Il faudrait rappeler qu’en fait ces consultations existaient depuis de nombreuses années jusqu’à ce que, récemment, un médecin, en désaccord avec vos décisions de supprimer des activités pourtant qui fonctionnaient, et votre façon de mener le dialogue social avec les CMS, ait choisi de démissionner. Que vous les remettiez enfin en service est une bonne nouvelle, mais c’est loin d’être innovation.
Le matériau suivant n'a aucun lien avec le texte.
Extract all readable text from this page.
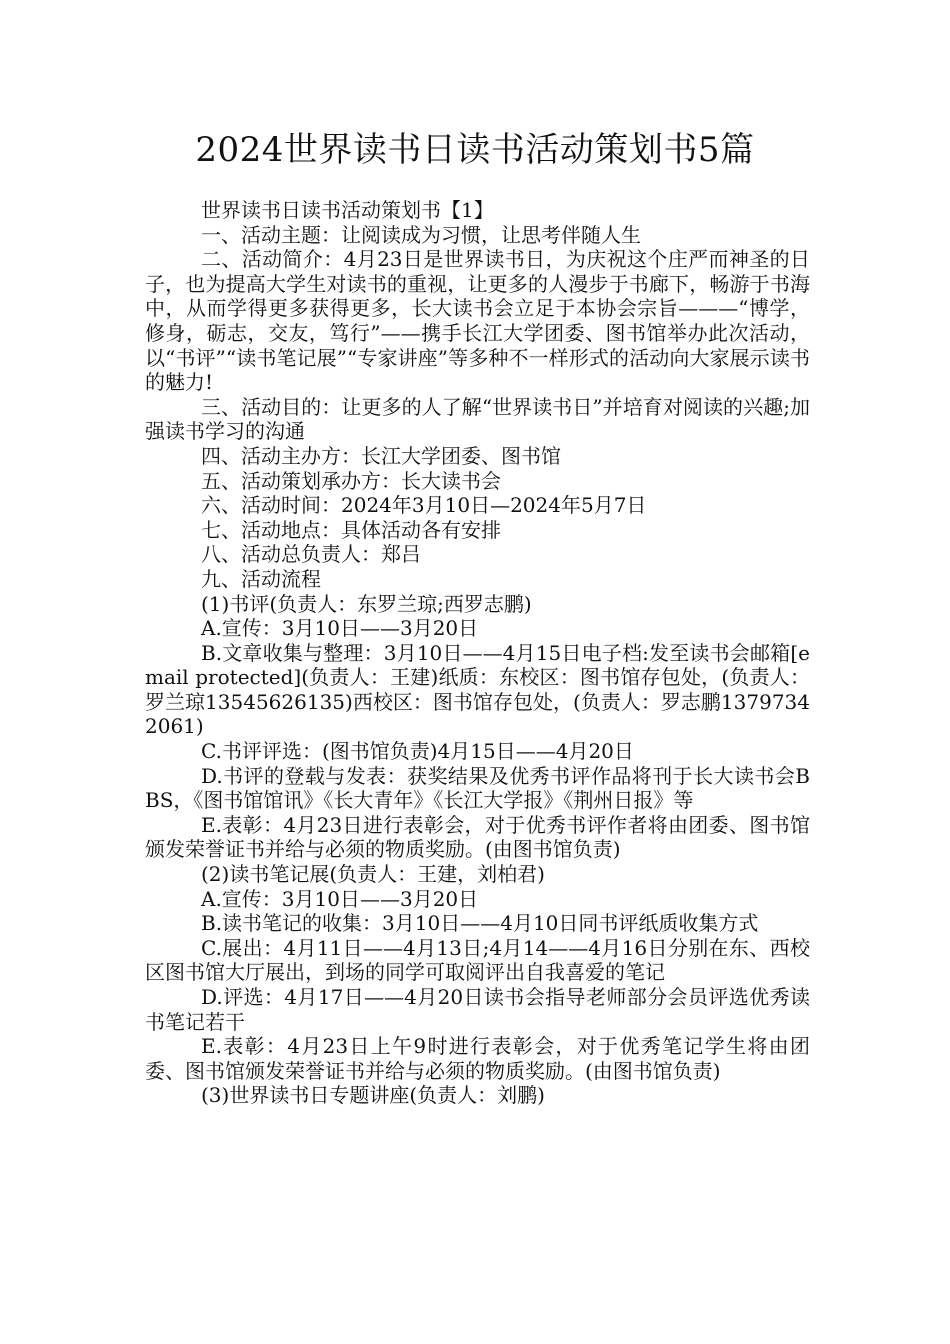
2024世界读书日读书活动策划书5篇

世界读书日读书活动策划书【1】

一、活动主题：让阅读成为习惯，让思考伴随人生

二、活动简介：4月23日是世界读书日，为庆祝这个庄严而神圣的日子，也为提高大学生对读书的重视，让更多的人漫步于书廊下，畅游于书海中，从而学得更多获得更多，长大读书会立足于本协会宗旨———“博学，修身，砺志，交友，笃行”——携手长江大学团委、图书馆举办此次活动，以“书评”“读书笔记展”“专家讲座”等多种不一样形式的活动向大家展示读书的魅力!

三、活动目的：让更多的人了解“世界读书日”并培育对阅读的兴趣;加强读书学习的沟通

四、活动主办方：长江大学团委、图书馆

五、活动策划承办方：长大读书会

六、活动时间：2024年3月10日—2024年5月7日

七、活动地点：具体活动各有安排

八、活动总负责人：郑吕

九、活动流程

(1)书评(负责人：东罗兰琼;西罗志鹏)

A.宣传：3月10日——3月20日

B.文章收集与整理：3月10日——4月15日电子档:发至读书会邮箱[email protected](负责人：王建)纸质：东校区：图书馆存包处，(负责人：罗兰琼13545626135)西校区：图书馆存包处，(负责人：罗志鹏13797342061)

C.书评评选：(图书馆负责)4月15日——4月20日

D.书评的登载与发表：获奖结果及优秀书评作品将刊于长大读书会BBS，《图书馆馆讯》《长大青年》《长江大学报》《荆州日报》等

E.表彰：4月23日进行表彰会，对于优秀书评作者将由团委、图书馆颁发荣誉证书并给与必须的物质奖励。(由图书馆负责)

(2)读书笔记展(负责人：王建，刘柏君)

A.宣传：3月10日——3月20日

B.读书笔记的收集：3月10日——4月10日同书评纸质收集方式

C.展出：4月11日——4月13日;4月14——4月16日分别在东、西校区图书馆大厅展出，到场的同学可取阅评出自我喜爱的笔记

D.评选：4月17日——4月20日读书会指导老师部分会员评选优秀读书笔记若干

E.表彰：4月23日上午9时进行表彰会，对于优秀笔记学生将由团委、图书馆颁发荣誉证书并给与必须的物质奖励。(由图书馆负责)

(3)世界读书日专题讲座(负责人：刘鹏)
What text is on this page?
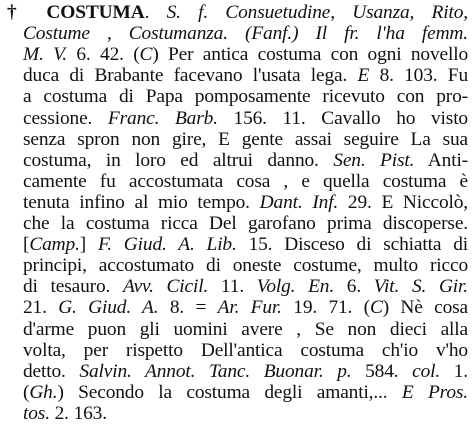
† COSTUMA. S. f. Consuetudine, Usanza, Rito,
Costume , Costumanza. (Fanf.) Il fr. l'ha femm.
M. V. 6. 42. (C) Per antica costuma con ogni novello
duca di Brabante facevano l'usata lega. E 8. 103. Fu
a costuma di Papa pomposamente ricevuto con pro-
cessione. Franc. Barb. 156. 11. Cavallo ho visto
senza spron non gire, E gente assai seguire La sua
costuma, in loro ed altrui danno. Sen. Pist. Anti-
camente fu accostumata cosa , e quella costuma è
tenuta infino al mio tempo. Dant. Inf. 29. E Niccolò,
che la costuma ricca Del garofano prima discoperse.
[Camp.] F. Giud. A. Lib. 15. Disceso di schiatta di
principi, accostumato di oneste costume, multo ricco
di tesauro. Avv. Cicil. 11. Volg. En. 6. Vit. S. Gir.
21. G. Giud. A. 8. = Ar. Fur. 19. 71. (C) Nè cosa
d'arme puon gli uomini avere , Se non dieci alla
volta, per rispetto Dell'antica costuma ch'io v'ho
detto. Salvin. Annot. Tanc. Buonar. p. 584. col. 1.
(Gh.) Secondo la costuma degli amanti,... E Pros.
tos. 2. 163.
La question serait plutôt de savoir pourquoi vous avez attendu deux années pour remettre en route cette prestation.


Un peu plus loin, vous nous présentez un très séduisant paragraphe sur les économies d’énergie.

C’est une nécessité et les résultats avancés sont encourageants.

Encore faut-il préciser que, là aussi, plusieurs des mesures que vous présentez pour votre propre compte ont été initiées par la précédente municipalité.

Souligner aussi que vos réorganisations, vos suspicions systématiques ont amené à un arrêt de plusieurs démarches de fond et au départ d’un technicien qui chapeautait ce dispositif …  

Nous sommes heureux d’apprendre qu’enfin, le « travail structurel » pour reprendre vos termes, sur l’énergie a repris.


Nous notons vos efforts financiers sur les crèches, mais aussi une demi page sur l'éducation qui ne nous dit rien de plus que ce qui se fait déjà, sans aucune donnée budgétaire !


Vous annoncez la poursuite du PRUS La Noue et le lancement de travaux dans les espaces publics.

Vous avez pourtant annoncé, Madame la Maire, lors d’une récente réunion publique, que ces travaux ne débuteraient pas avant 2014.

Qui croire ? Madame la Maire en réunion publique ou Madame la Maire présentant son budget ?

Concernant vos dépenses d’investissement, force est de constater que vous prenez tellement de précautions, qui cachent tellement d’incertitudes (notamment quant aux débats sur les compétences des collectivités ou la péréquation financière) qu’on en viendrait presque à se demander si c’est bien le moment de débattre de ce document d’orientation budgétaire …


Votre argumentaire sur la dette, prête lui aussi à réflexion.

En effet, notre Collègue Gaylord Le Chéquer avait souligné, lors du précédent conseil, que le niveau de l’emprunt contracté par la collectivité était passé de 6,5 millions d’euros à plus de 33 millions d’euros en moins de 4 années (de 2009 à 2012).


Encore faut-il noter que les projets phares de la municipalité sont à peine lancés puisque plusieurs d’entre eux servent à illustrer ce que vous allez faire en 2013.

Nous ne considérons pas, cependant, que le recours à l’emprunt, que l’endettement soit par nature mauvais, contrairement à un discours qui est largement répandu, et qui sert bien les politiques d’austérité que les milieux financiers, relayés par les néo-libéraux, appellent de leurs vœux sur l’ensemble du continent européen.


Non, au contraire, nous pensons nécessaire et légitime l’emprunt, l’endettement dès lors qu’il a vocation à financer des projets d’utilité sociale, d’intérêt général.


Mais sur ce point, là encore, nous en revenons à la première question posée : puisque vous allez nous dire que la ville ne s'endette pas puisqu'elle rembourse plus qu'elle n'emprunte, sur quelles politiques, sur quels secteurs municipaux faites vous des coupes budgétaires, quelles réductions de service public ne nous sont pas présentées ce soir?


Au final, nous retenons deux éléments de ces orientations :


- le premier est que si vous parvenez à poursuivre l'avancement de vos promesses, fussent-elles contestées ici ou dans la population, vous avez définitivement fait vôtre, l’orientation libérale européenne de réduction du champ d'intervention des services publics et de leur cantonnement dans la gestion de la pénurie et des plus défavorisés.

- le second, est que le débat est quelque peu biaisé, puisque vous ne présentez qu'une partie de vos orientations budgétaires et passez sous silence vos mesures d'économies.